Reputation: 809
Using spark from a zeppelin notebook, I got this error since yesterday. Here's my code :
from pyspark.ml.clustering import KMeans
from pyspark.ml.feature import VectorAssembler
df = sqlContext.table("rfmdata_clust")
k = 4
# Set Kmeans input/output columns
vecAssembler = VectorAssembler(inputCols=["v1_clust", "v2_clust", "v3_clust"], outputCol="features")
featuresDf = vecAssembler.transform(df)
# Run KMeans
kmeans = KMeans().setInitMode("k-means||").setK(k)
model = kmeans.fit(featuresDf)
resultDf = model.transform(featuresDf)
# KMeans WSSSE
wssse = model.computeCost(featuresDf)
print("Within Set Sum of Squared Errors = " + str(wssse))
And here's the error :
Traceback (most recent call last):
File "/tmp/zeppelin_pyspark-8890997346928959256.py", line 346, in <module>
raise Exception(traceback.format_exc())
Exception: Traceback (most recent call last):
File "/tmp/zeppelin_pyspark-8890997346928959256.py", line 334, in <module>
exec(code)
File "<stdin>", line 8, in <module>
File "/usr/lib/spark/python/pyspark/ml/base.py", line 64, in fit
return self._fit(dataset)
File "/usr/lib/spark/python/pyspark/ml/wrapper.py", line 236, in _fit
java_model = self._fit_java(dataset)
File "/usr/lib/spark/python/pyspark/ml/wrapper.py", line 233, in _fit_java
return self._java_obj.fit(dataset._jdf)
File "/usr/lib/spark/python/lib/py4j-0.10.4-src.zip/py4j/java_gateway.py", line 1133, in __call__
answer, self.gateway_client, self.target_id, self.name)
File "/usr/lib/spark/python/pyspark/sql/utils.py", line 79, in deco
raise IllegalArgumentException(s.split(': ', 1)[1], stackTrace)
IllegalArgumentException: u'requirement failed'
The line which throws the error is the kmeans.fit() one.
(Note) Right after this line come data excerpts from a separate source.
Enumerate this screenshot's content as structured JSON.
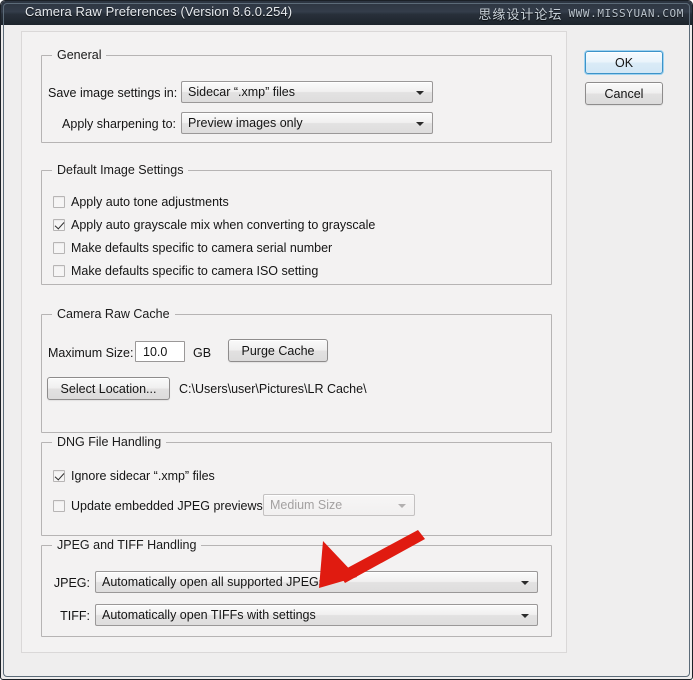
{
  "window": {
    "title": "Camera Raw Preferences  (Version 8.6.0.254)",
    "watermark_cn": "思缘设计论坛",
    "watermark_url": "WWW.MISSYUAN.COM"
  },
  "buttons": {
    "ok": "OK",
    "cancel": "Cancel"
  },
  "general": {
    "title": "General",
    "save_label": "Save image settings in:",
    "save_value": "Sidecar “.xmp” files",
    "sharpen_label": "Apply sharpening to:",
    "sharpen_value": "Preview images only"
  },
  "default_image_settings": {
    "title": "Default Image Settings",
    "checkboxes": [
      {
        "label": "Apply auto tone adjustments",
        "checked": false
      },
      {
        "label": "Apply auto grayscale mix when converting to grayscale",
        "checked": true
      },
      {
        "label": "Make defaults specific to camera serial number",
        "checked": false
      },
      {
        "label": "Make defaults specific to camera ISO setting",
        "checked": false
      }
    ]
  },
  "camera_raw_cache": {
    "title": "Camera Raw Cache",
    "max_size_label": "Maximum Size:",
    "max_size_value": "10.0",
    "units": "GB",
    "purge_button": "Purge Cache",
    "select_location_button": "Select Location...",
    "cache_path": "C:\\Users\\user\\Pictures\\LR Cache\\"
  },
  "dng_file_handling": {
    "title": "DNG File Handling",
    "checkboxes": [
      {
        "label": "Ignore sidecar “.xmp” files",
        "checked": true
      },
      {
        "label": "Update embedded JPEG previews:",
        "checked": false
      }
    ],
    "preview_size_value": "Medium Size"
  },
  "jpeg_tiff_handling": {
    "title": "JPEG and TIFF Handling",
    "jpeg_label": "JPEG:",
    "jpeg_value": "Automatically open all supported JPEGs",
    "tiff_label": "TIFF:",
    "tiff_value": "Automatically open TIFFs with settings"
  },
  "annotation": {
    "arrow_color": "#e01b10"
  }
}
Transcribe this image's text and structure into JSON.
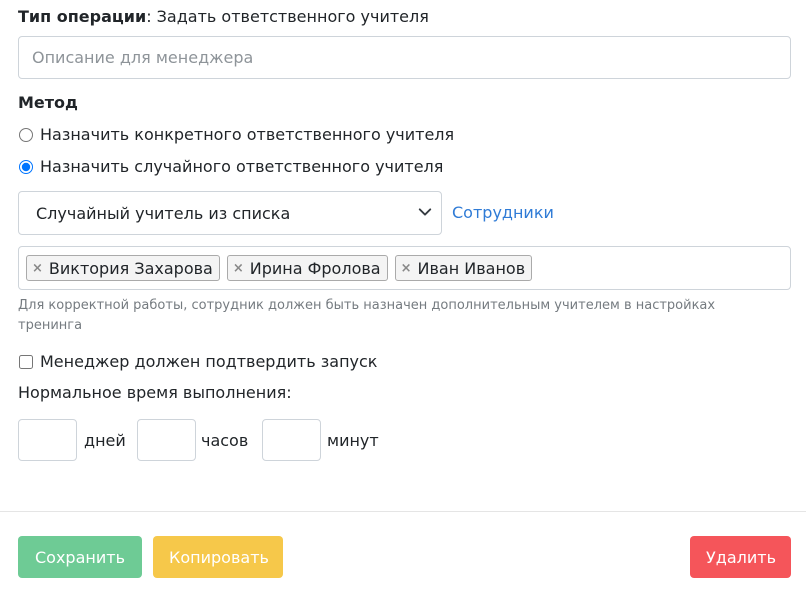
{
  "operation": {
    "type_label": "Тип операции",
    "type_value": ": Задать ответственного учителя"
  },
  "description_input": {
    "value": "",
    "placeholder": "Описание для менеджера"
  },
  "method": {
    "label": "Метод",
    "options": [
      {
        "label": "Назначить конкретного ответственного учителя",
        "selected": false
      },
      {
        "label": "Назначить случайного ответственного учителя",
        "selected": true
      }
    ]
  },
  "teacher_select": {
    "selected": "Случайный учитель из списка",
    "link_label": "Сотрудники"
  },
  "tags": [
    {
      "remove": "×",
      "label": "Виктория Захарова"
    },
    {
      "remove": "×",
      "label": "Ирина Фролова"
    },
    {
      "remove": "×",
      "label": "Иван Иванов"
    }
  ],
  "help_text": "Для корректной работы, сотрудник должен быть назначен дополнительным учителем в настройках тренинга",
  "confirm_checkbox": {
    "label": "Менеджер должен подтвердить запуск",
    "checked": false
  },
  "normal_time": {
    "label": "Нормальное время выполнения:",
    "days_unit": "дней",
    "hours_unit": "часов",
    "minutes_unit": "минут"
  },
  "buttons": {
    "save": "Сохранить",
    "copy": "Копировать",
    "delete": "Удалить"
  },
  "colors": {
    "save": "#6ecb95",
    "copy": "#f6c84a",
    "delete": "#f5555a",
    "link": "#2f7bd6"
  }
}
I checked the rfmdata_clust dataframe and it doesn't seem to be weird at all.
df.printSchema()
gives :
root
|-- id: string (nullable = true)
|-- v1_clust: double (nullable = true)
|-- v2_clust: double (nullable = true)
|-- v3_clust: double (nullable = true)
featuresDf.printSchema()
gives :
root
|-- id: string (nullable = true)
|-- v1_clust: double (nullable = true)
|-- v2_clust: double (nullable = true)
|-- v3_clust: double (nullable = true)
|-- features: vector (nullable = true)
An other interesting point is that adding featuresDf = featuresDf.limit(10000)
below the definition of featuresDf make the code running without errors. Maybe it is related to the size of the data ?
Upvotes: 1
Views: 2863
Reputation: 36
Hopefully this had been solved , If not, Please try this
df=df.na.fill(1)
This would fill all the values with NaN to 1, Of course you could choose any other values. The error is due to the fact that, You have NaN in the feature vector. You might need to import necessary packages. This should help too.
Let me know if this fails.
Upvotes: 2